Geraint Thomas is a decent time trial away from another podium finish at the Tour de France – and a view from all three steps.
If Britain's 2018 Yellow Jersey winner enjoys a fair wind on the 25-mile run from Lacapelle-Marival to Rocamadour on Saturday, it would be his third visit in five years to the close-of-play rostrum on the Champs Elysees.
Unlike ITV's monument to 1980s prime-time quiz show naffness 3-2-1, Thomas is set to complete the sequence in the opposite order. But at 36, he should follow former team-mate Chris Froome among the rare cyclists to finish first, second and third on the Tour de France.
As Thomas rolled home safely in the peloton on stage 19, with a three-minute cushion to David Gaudu in fourth place on the general classification, his place as “best of the rest” behind champion-in-waiting Jonas Vingegaard and Tadej Pogacar looked assured.
Christened 'Thomas the flank engine' by one inspired headline writer seven years ago, the 2018 BBC Sports Personality of the Year was a selfless wingman as Va Va Froome won four Yellow Jerseys between 2013-17. On the first of those long hauls as Froome's minder on the roads, he even rode 2,000 miles to Paris with a bust pelvis after a heavy crash in Corsica.

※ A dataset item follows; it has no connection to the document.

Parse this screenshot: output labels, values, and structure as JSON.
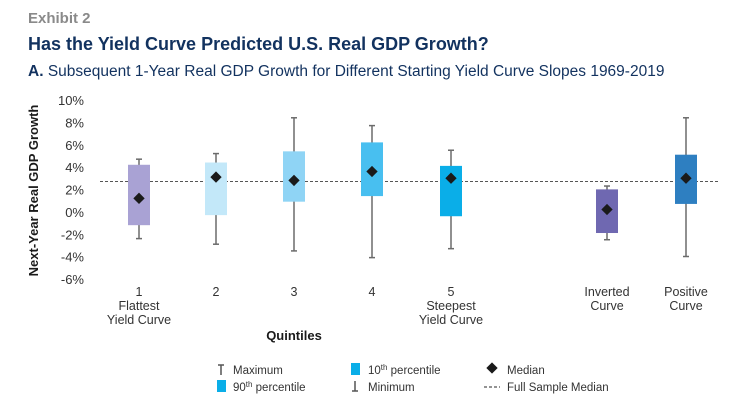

Thomas was assured of his place in Le Tour's pantheon when he capitalised on his own form, and Froome's fatigue after his solo breakaway to glory in the Giro d'Italia two months earlier, to land cycling's most-coveted fashion accessory four years ago.
And despite a litany of hard-luck stories, mainly crashes and punctures, he was runner-up to team-mate Egan Bernal 12 months later.
Now, despite the march of Father Time and conceding 11 and 13 years to Vingegaard and Pogacar respectively, he is the only man within 10 minutes of them – and he does not think his team, Ineos Grenadiers, invested enough belief in his staying power.
“I always believed – not many other people did, to be honest, but I always believed I had the legs to do something,” Thomas told Velonews.com. “With these two (Vingegaard and Pogacar) in front of me, there's not a lot I could have done about that, but it's nice to be best of the rest.
“It does give you some motivation... (people) making out that they think I’m crap. Maybe it’s about my age and stuff, but it’s nice to be riding well and being up there.”
Christophe Laporte claimed his maiden stage win, and Jumbo-Visma's fifth of this year's race, on the 117-mile flat stage 19 to Cahors.